I get up "I should be asking you the same thing." I roll my eyes, and get in through the window when she walks away. "So, what are you doing here?" I ask.
"This place reminds me of my dad. I come here when I'm feeling down." Her soft voice says. I glance at her "oh. Do you play?" I ask again. She nods "yeah, I play the ukulele, and the piano." She gives a small smile. I nod.
"Do you play?" I hear her ask. I shake my head "no, I just play around. I'm not really good at instruments." I chuckle nervously.
"Oh, well everyone can learn." I watch her as she sits on the chair front of the piano. She scooted over and patted the empty spot next to her.
"No thank you." I let out a small laugh. "Oh come on!!!!! You can do it buddy." Did she just call me buddy? I hate this. "No I don't want to."
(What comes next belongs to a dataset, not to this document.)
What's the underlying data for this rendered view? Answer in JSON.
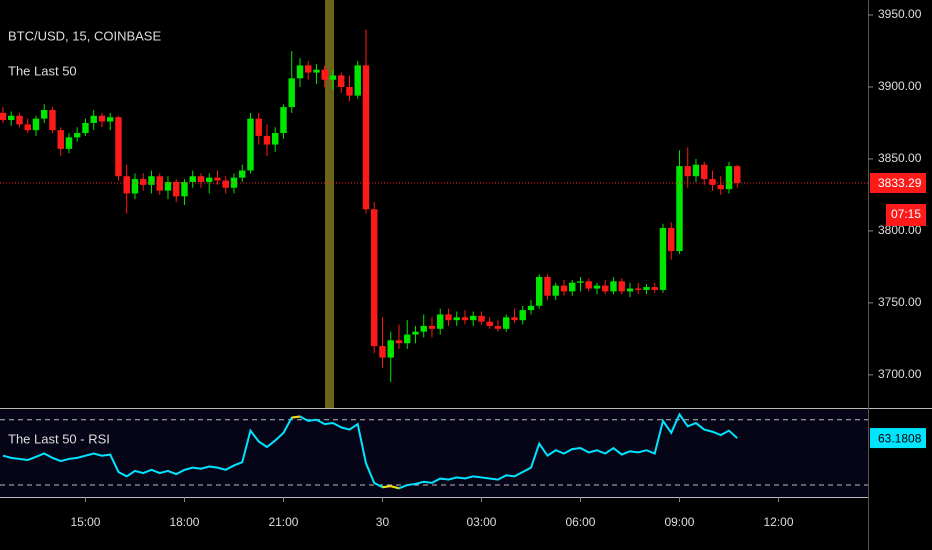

"Are you ok? You are acting... weird." She says more in a whisper. "How do you know if I'm acting weird? We only hung out once. Don't act as if you know who I'm. You really shouldn't be talking right now." I shake my head before going back to the window and getting out.
Fuck. I messed up. Bad.
I want to go anywhere but home right now. There's barely anywhere I can go. I park at a parking lot and decided to sleep in the car. I still can't sleep. I'm thinking too much.
Her, the girl that's been starring in all of my dreams the good and bad. I don't know why I'm thinking of her. I hate her. She's the reason I'm always this way. She's the reason my parents don't treat me normal. She's the reason for every bad thing that's happened in my life. I fucking hate her. I can't accept the fact to hate her tho. I can't tell why. I should be thinking of how much I hate her but, I can't. I'm stupid.
I can't get myself to hate her, or can I?